AI Coding Agents: Great at Hallucination, Terrible at Bug Fixing
Dan Luu has been using AI coding agents heavily since last November. His experience? They are unreliable. One agent claimed to find a bug, provided a fake video as proof, and fabricated the entire reproduction. Luu's reaction: "I immediately thought to myself, 'how can I get more of this?'" and spun up a thousand more agents.
This isn't a critique of LLMs in general. Luu argues they are excellent for testing — specifically, property-based testing, fuzzing, and automated test generation. The problem is expecting them to autonomously fix bugs or bisect commits.
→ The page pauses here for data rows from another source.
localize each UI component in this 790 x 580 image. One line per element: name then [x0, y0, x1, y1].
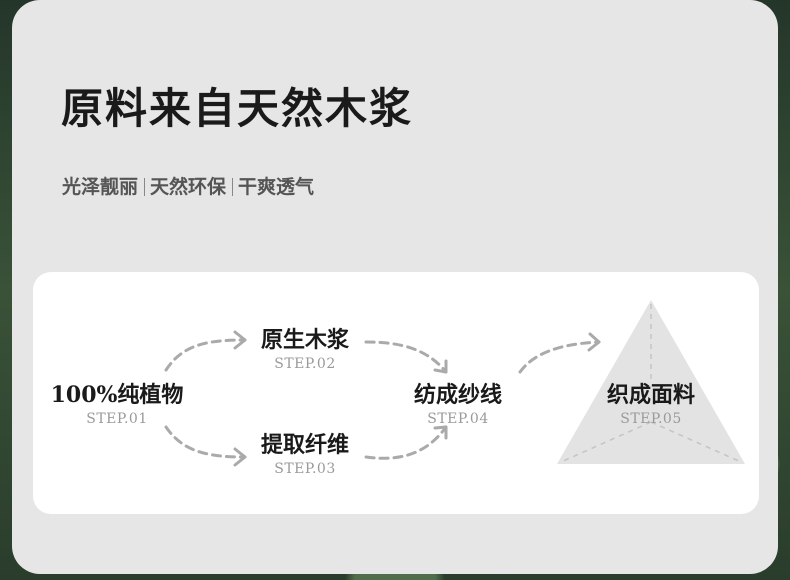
process-flow-graphic [164, 300, 745, 467]
triangle-guide-lines [560, 304, 742, 463]
step-number: STEP.04 [427, 411, 489, 427]
step-node-2: 原生木浆 STEP.02 [245, 325, 365, 373]
step-node-5: 织成面料 STEP.05 [591, 380, 711, 428]
feature-tag-luster: 光泽靓丽 [62, 176, 139, 198]
step-label: 提取纤维 [260, 432, 349, 458]
step-number: STEP.03 [274, 461, 336, 477]
step-node-4: 纺成纱线 STEP.04 [398, 380, 518, 428]
step-label: 纺成纱线 [413, 382, 502, 408]
arrow-step4-to-step5 [518, 340, 601, 374]
feature-tags: 光泽靓丽 天然环保 干爽透气 [62, 174, 314, 200]
feature-tag-eco: 天然环保 [150, 176, 227, 198]
step-node-3: 提取纤维 STEP.03 [245, 430, 365, 478]
arrow-step1-to-step2 [164, 338, 247, 372]
arrowhead-step3 [233, 447, 247, 467]
arrow-step2-to-step4 [364, 340, 448, 374]
step-number: STEP.02 [274, 356, 336, 372]
arrow-step1-to-step3 [164, 425, 247, 459]
arrowhead-step2 [233, 330, 247, 350]
arrowhead-step4-upper [433, 359, 448, 374]
step-label: 100%纯植物 [50, 382, 184, 408]
step-label: 原生木浆 [260, 327, 349, 353]
fabric-triangle-shape [557, 300, 745, 464]
arrow-step3-to-step4 [364, 425, 448, 460]
step-node-1: 100%纯植物 STEP.01 [47, 380, 187, 428]
page-title: 原料来自天然木浆 [61, 84, 414, 133]
step-number: STEP.05 [620, 411, 682, 427]
process-panel: 100%纯植物 STEP.01 原生木浆 STEP.02 提取纤维 STEP.0… [33, 272, 759, 514]
feature-tag-breathable: 干爽透气 [238, 176, 315, 198]
arrowhead-step4-lower [433, 425, 448, 440]
tag-divider [144, 178, 146, 196]
step-number: STEP.01 [86, 411, 148, 427]
arrowhead-step5 [587, 332, 601, 352]
tag-divider [232, 178, 234, 196]
step-label: 织成面料 [606, 382, 695, 408]
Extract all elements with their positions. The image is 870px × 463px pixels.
The Centaur Testing Model: No Code Review, No Unit Tests
Luu spent his first decade at Centaur, a CPU design company with an unconventional testing approach:
- Dedicated QA/test engineers as a first-class career path
- No code review by default
- Virtually no hand-written tests (they called them "hand tests")
- Constant fuzzing and property-based testing (they just called them "tests")
- Regression tests took 3 months to run
- No unit tests
At Centaur, 1000 machines ran tests continuously for 20 logic designers and 20 test engineers. They shipped fewer than 1 significant user-visible bug per year. Luu argues this model is perfectly suited for AI workflows because AI can generate vast numbers of randomized tests.
Why Fuzzing Works Better Than Hand-Written Tests
Luu points to a skeptic on Mastodon who tried Claude for fuzzing and "immediately found several classes of bugs." Dennis Snell and Jon Surrell used similar techniques to find bugs not only in their own code but also "in upstream dependencies, including the HTML specification, big-three browsers, and other open-source projects."
The key insight: running the same test a thousand times in CI is inefficient. Running a thousand different tests in the same time is far more likely to find bugs.
Practical Advice: Use AI for Test Generation, Not Autonomous Fixes
Luu's experience shows that AI agents are prone to hallucination when asked to bisect or reproduce bugs. However, they excel at generating test cases. He suggests a workflow where humans review AI-generated tests and fixes, but not the code itself.
At his current company, Luu created a pipeline from support ticket to pull request. All fixes get human-reviewed, and so far, no false positives.
Why This Matters Now
With AI coding tools becoming mainstream, many developers trust agents to fix bugs autonomously. Luu's data shows this is dangerous. Instead, embrace AI for what it does best: generating thousands of random tests to find edge cases that humans would miss.
What You Should Do
- Stop using agents for bug bisection. They will lie to you.
- Start using LLMs for fuzzing. Feed them your code and ask them to generate random inputs.
- Consider reducing code review. If you have a strong test suite, review becomes optional.
Luu's final word: "I'm very comfortable shipping code without human review because I've seen it done on products that are technically more challenging than most software."